🤖 AI Summary
This work proposes a sparse mixture-of-experts (MoE) architecture—comprising 196B total parameters with only 11B activated per token—to enhance agent reasoning efficiency and execution speed while maintaining state-of-the-art intelligence. The design integrates a 3:1 interleaved sliding-window and full attention mechanism, multi-token prediction (MTP-3), and a scalable reinforcement learning framework that combines verifiable signals with preference feedback to enable stable self-improvement through large-scale off-policy training. The resulting model achieves leading performance across multiple benchmarks: 85.4% on IMO-AnswerBench, 86.4% on LiveCodeBench-v6, 88.2% on tau2-Bench, 69.0% on BrowseComp, and 51.0% on Terminal-Bench 2.0, matching the capabilities of GPT-5.2 xHigh and Gemini 3.0 Pro, thereby significantly advancing the frontier of efficient agent deployment.
📝 Abstract
We introduce Step 3.5 Flash, a sparse Mixture-of-Experts (MoE) model that bridges frontier-level agentic intelligence and computational efficiency. We focus on what matters most when building agents: sharp reasoning and fast, reliable execution.
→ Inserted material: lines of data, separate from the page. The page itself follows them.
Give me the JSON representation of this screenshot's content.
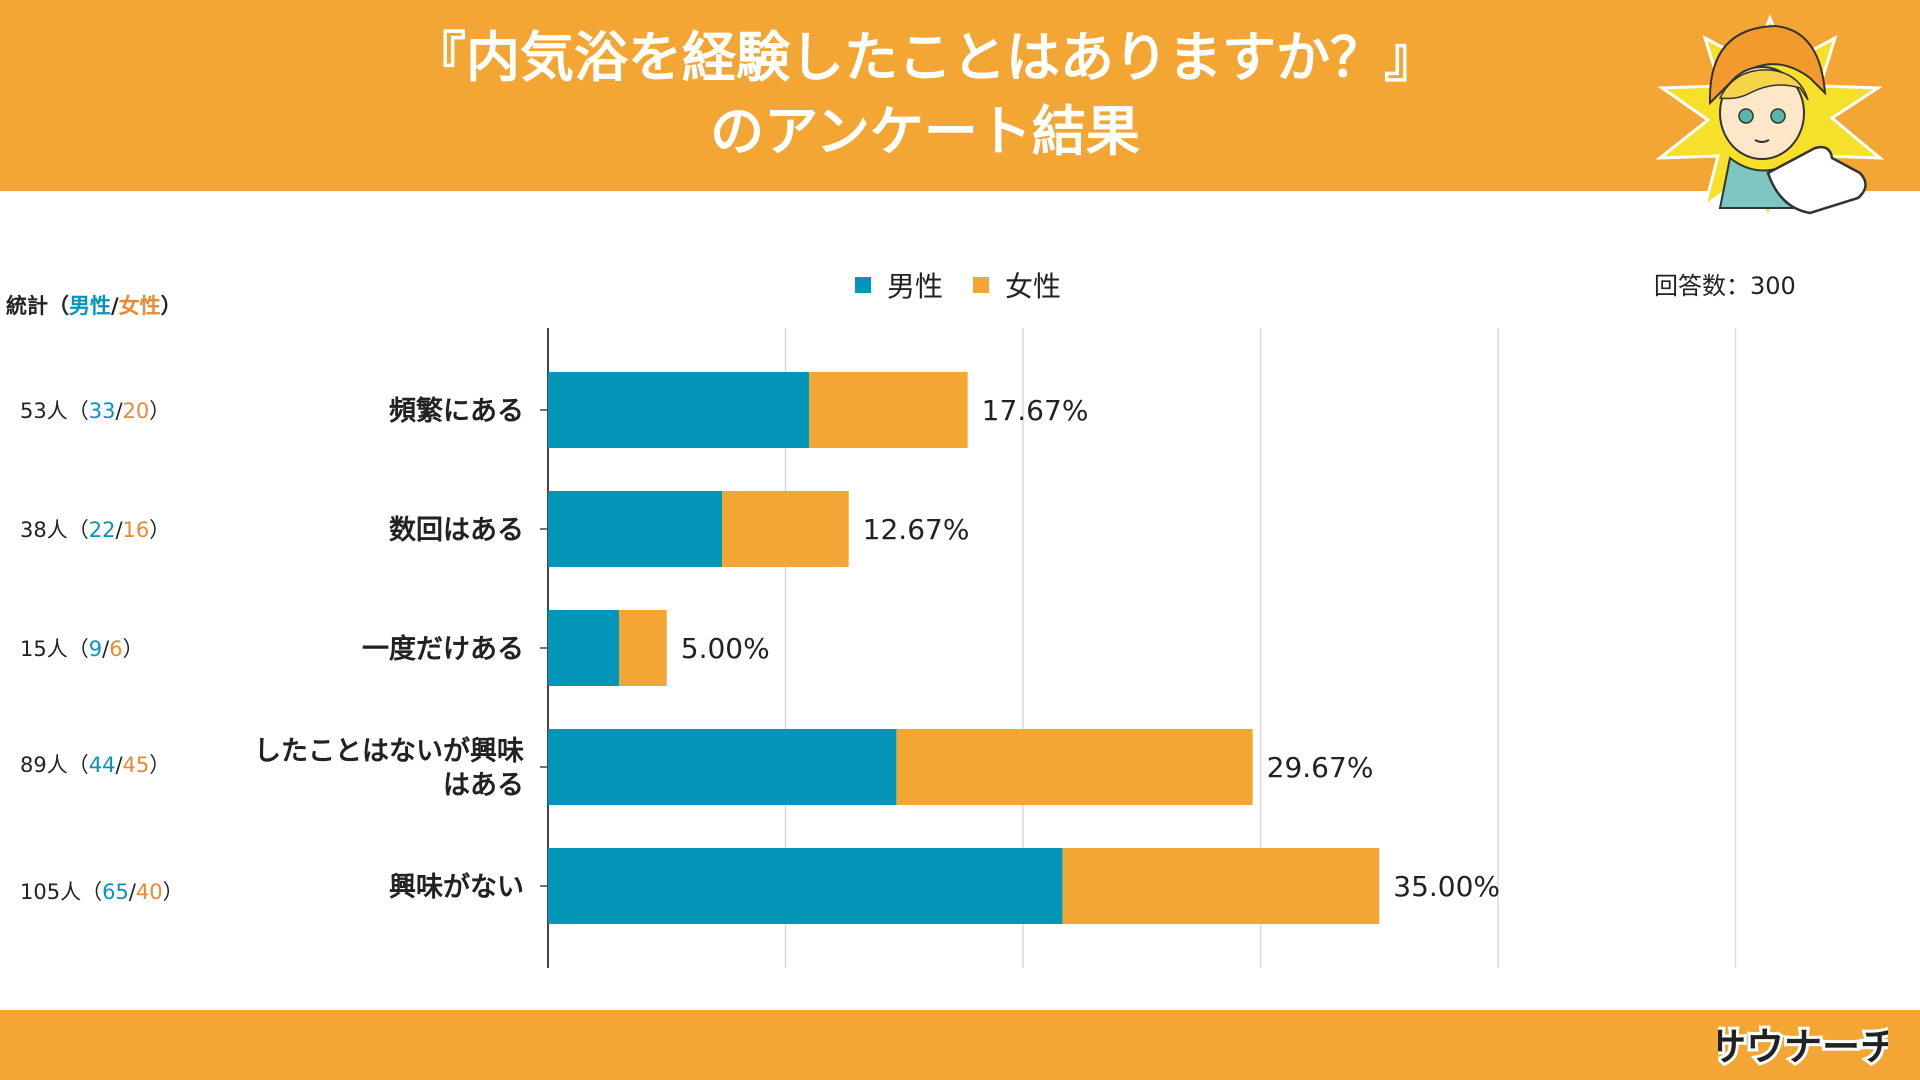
{
  "header": {
    "title_line1": "『内気浴を経験したことはありますか？』",
    "title_line2": "のアンケート結果"
  },
  "colors": {
    "banner": "#f3a633",
    "male": "#0396b8",
    "female": "#f3a633",
    "female_text": "#e88a33",
    "gridline": "#d9d9d9",
    "axis": "#444444"
  },
  "legend": {
    "male": "男性",
    "female": "女性"
  },
  "respondents": "回答数：300",
  "stats": {
    "heading_prefix": "統計（",
    "male": "男性",
    "slash": "/",
    "female": "女性",
    "heading_suffix": "）",
    "rows": [
      {
        "total": "53人",
        "male": "33",
        "female": "20"
      },
      {
        "total": "38人",
        "male": "22",
        "female": "16"
      },
      {
        "total": "15人",
        "male": "9",
        "female": "6"
      },
      {
        "total": "89人",
        "male": "44",
        "female": "45"
      },
      {
        "total": "105人",
        "male": "65",
        "female": "40"
      }
    ]
  },
  "logo_text": "サウナーチ",
  "chart_data": {
    "type": "bar",
    "orientation": "horizontal",
    "stacked": true,
    "categories": [
      "頻繁にある",
      "数回はある",
      "一度だけある",
      "したことはないが興味はある",
      "興味がない"
    ],
    "category_lines": [
      [
        "頻繁にある"
      ],
      [
        "数回はある"
      ],
      [
        "一度だけある"
      ],
      [
        "したことはないが興味",
        "はある"
      ],
      [
        "興味がない"
      ]
    ],
    "series": [
      {
        "name": "男性",
        "values": [
          11.0,
          7.33,
          3.0,
          14.67,
          21.67
        ]
      },
      {
        "name": "女性",
        "values": [
          6.67,
          5.33,
          2.0,
          15.0,
          13.33
        ]
      }
    ],
    "value_labels": [
      "17.67%",
      "12.67%",
      "5.00%",
      "29.67%",
      "35.00%"
    ],
    "xlim": [
      0,
      70
    ],
    "x_gridlines": [
      0,
      10,
      20,
      30,
      40,
      50,
      60
    ],
    "grid": true,
    "legend": "top-center"
  }
}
Step 3.5 Flash pairs a 196B-parameter foundation with 11B active parameters for efficient inference. It is optimized with interleaved 3:1 sliding-window/full attention and Multi-Token Prediction (MTP-3) to reduce the latency and cost of multi-round agentic interactions. To reach frontier-level intelligence, we design a scalable reinforcement learning framework that combines verifiable signals with preference feedback, while remaining stable under large-scale off-policy training, enabling consistent self-improvement across mathematics, code, and tool use. Step 3.5 Flash demonstrates strong performance across agent, coding, and math tasks, achieving 85.4% on IMO-AnswerBench, 86.4% on LiveCodeBench-v6 (2024.08-2025.05), 88.2% on tau2-Bench, 69.0% on BrowseComp (with context management), and 51.0% on Terminal-Bench 2.0, comparable to frontier models such as GPT-5.2 xHigh and Gemini 3.0 Pro. By redefining the efficiency frontier, Step 3.5 Flash provides a high-density foundation for deploying sophisticated agents in real-world industrial environments.